When it comes to the artwork, there’s nothing spectacular to write home about. A couple pages near the end are really ugly with Batgirl made up of ultra thick lines and surrounded by characters with muddled faces fighting her in a world with no backgrounds. I don’t know why those two pages were so awful, but they really look like they were hastily thrown together at the last minute. The highlight of the book would easily have to be the full page shot of Barbara weeping in front of her bathroom mirror. There are lots of details on her gloves, the shower curtain in the background and toiletries on the vanity. It looks good. However, when I pick up a Batgirl comic I’d like the best page to be something more substantial than Batgirl crying before the sink.

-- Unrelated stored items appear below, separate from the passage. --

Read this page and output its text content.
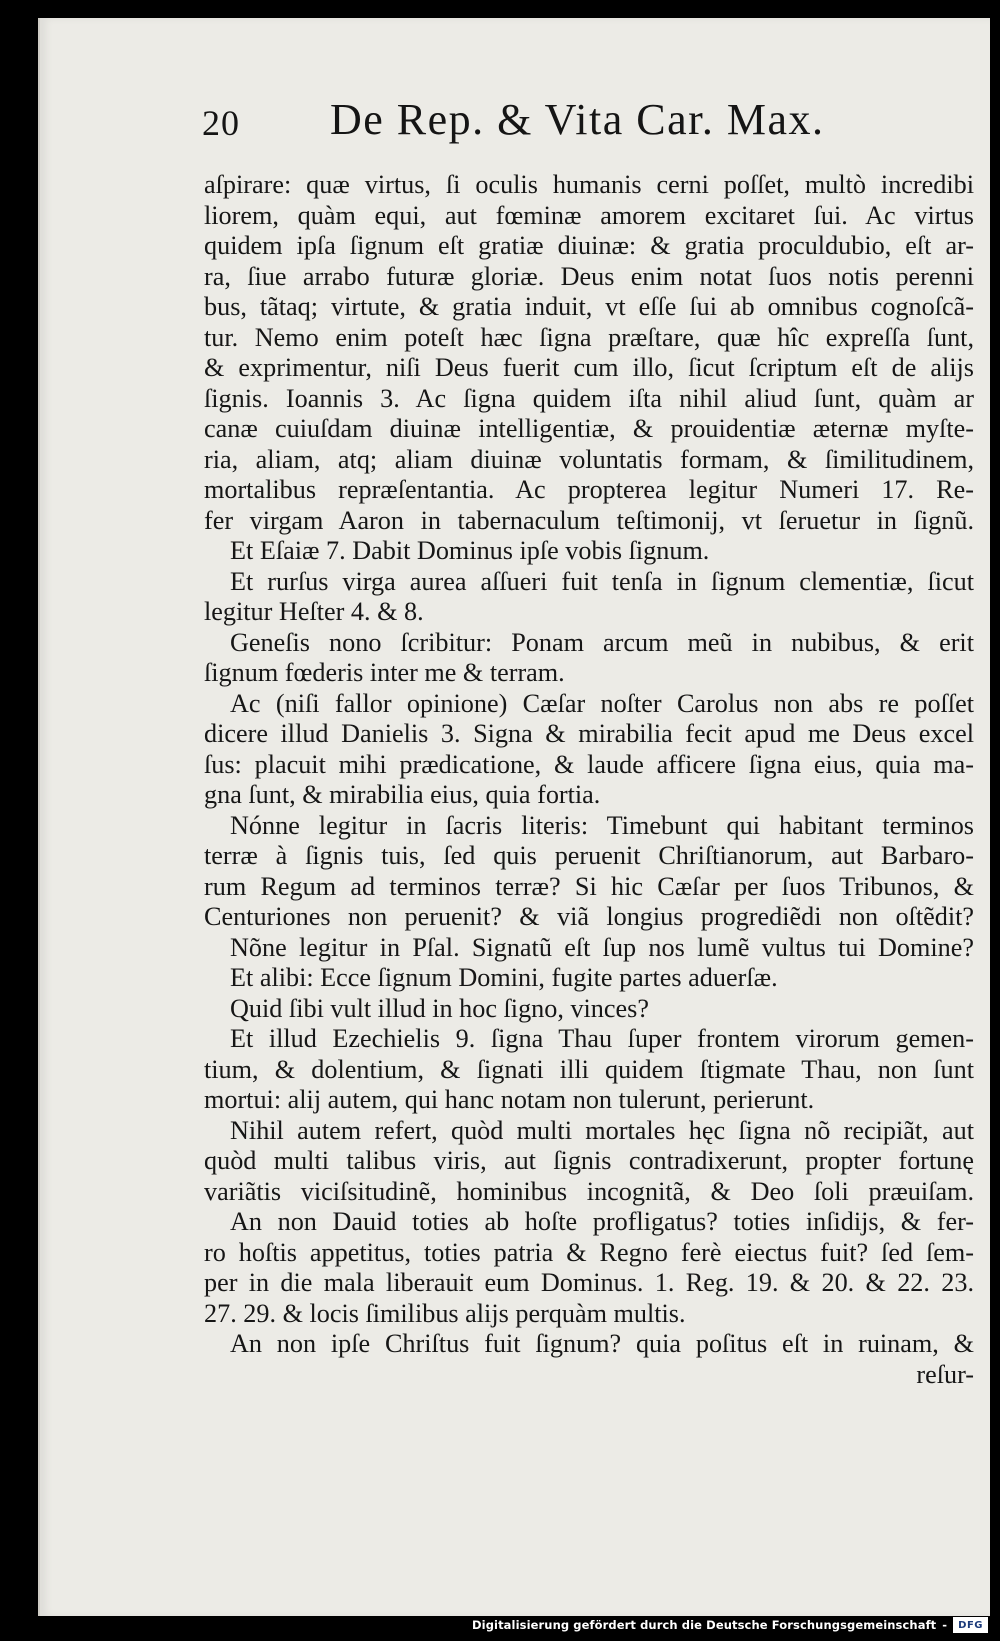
20 De Rep. & Vita Car. Max.
aſpirare: quæ virtus, ſi oculis humanis cerni poſſet, multò incredibi
liorem, quàm equi, aut fœminæ amorem excitaret ſui. Ac virtus
quidem ipſa ſignum eſt gratiæ diuinæ: & gratia proculdubio, eſt ar-
ra, ſiue arrabo futuræ gloriæ. Deus enim notat ſuos notis perenni
bus, tãtaq; virtute, & gratia induit, vt eſſe ſui ab omnibus cognoſcã-
tur. Nemo enim poteſt hæc ſigna præſtare, quæ hîc expreſſa ſunt,
& exprimentur, niſi Deus fuerit cum illo, ſicut ſcriptum eſt de alijs
ſignis. Ioannis 3. Ac ſigna quidem iſta nihil aliud ſunt, quàm ar
canæ cuiuſdam diuinæ intelligentiæ, & prouidentiæ æternæ myſte-
ria, aliam, atq; aliam diuinæ voluntatis formam, & ſimilitudinem,
mortalibus repræſentantia. Ac propterea legitur Numeri 17. Re-
fer virgam Aaron in tabernaculum teſtimonij, vt ſeruetur in ſignũ.
Et Eſaiæ 7. Dabit Dominus ipſe vobis ſignum.
Et rurſus virga aurea aſſueri fuit tenſa in ſignum clementiæ, ſicut
legitur Heſter 4. & 8.
Geneſis nono ſcribitur: Ponam arcum meũ in nubibus, & erit
ſignum fœderis inter me & terram.
Ac (niſi fallor opinione) Cæſar noſter Carolus non abs re poſſet
dicere illud Danielis 3. Signa & mirabilia fecit apud me Deus excel
ſus: placuit mihi prædicatione, & laude afficere ſigna eius, quia ma-
gna ſunt, & mirabilia eius, quia fortia.
Nónne legitur in ſacris literis: Timebunt qui habitant terminos
terræ à ſignis tuis, ſed quis peruenit Chriſtianorum, aut Barbaro-
rum Regum ad terminos terræ? Si hic Cæſar per ſuos Tribunos, &
Centuriones non peruenit? & viã longius progrediẽdi non oſtẽdit?
Nõne legitur in Pſal. Signatũ eſt ſup nos lumẽ vultus tui Domine?
Et alibi: Ecce ſignum Domini, fugite partes aduerſæ.
Quid ſibi vult illud in hoc ſigno, vinces?
Et illud Ezechielis 9. ſigna Thau ſuper frontem virorum gemen-
tium, & dolentium, & ſignati illi quidem ſtigmate Thau, non ſunt
mortui: alij autem, qui hanc notam non tulerunt, perierunt.
Nihil autem refert, quòd multi mortales hęc ſigna nõ recipiãt, aut
quòd multi talibus viris, aut ſignis contradixerunt, propter fortunę
variãtis viciſsitudinẽ, hominibus incognitã, & Deo ſoli præuiſam.
An non Dauid toties ab hoſte profligatus? toties inſidijs, & fer-
ro hoſtis appetitus, toties patria & Regno ferè eiectus fuit? ſed ſem-
per in die mala liberauit eum Dominus. 1. Reg. 19. & 20. & 22. 23.
27. 29. & locis ſimilibus alijs perquàm multis.
An non ipſe Chriſtus fuit ſignum? quia poſitus eſt in ruinam, &
reſur-
Digitalisierung gefördert durch die Deutsche Forschungsgemeinschaft -	DFG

If you’re in favor of this series getting even darker and have no problem with magic in your Bat-comics then you’re definitely, without a doubt, going to enjoy this book WAY more than I did. But for me, I was ready for it to be over at the half-way mark. I’m sick and tired of seeing Barbara cry. I want this series to take note from the recent changes in Nightwing and make the stories more fun. We never come out of these horrible situations feeling triumphant, there’s always more doom and gloom and crippling self doubt around the corner.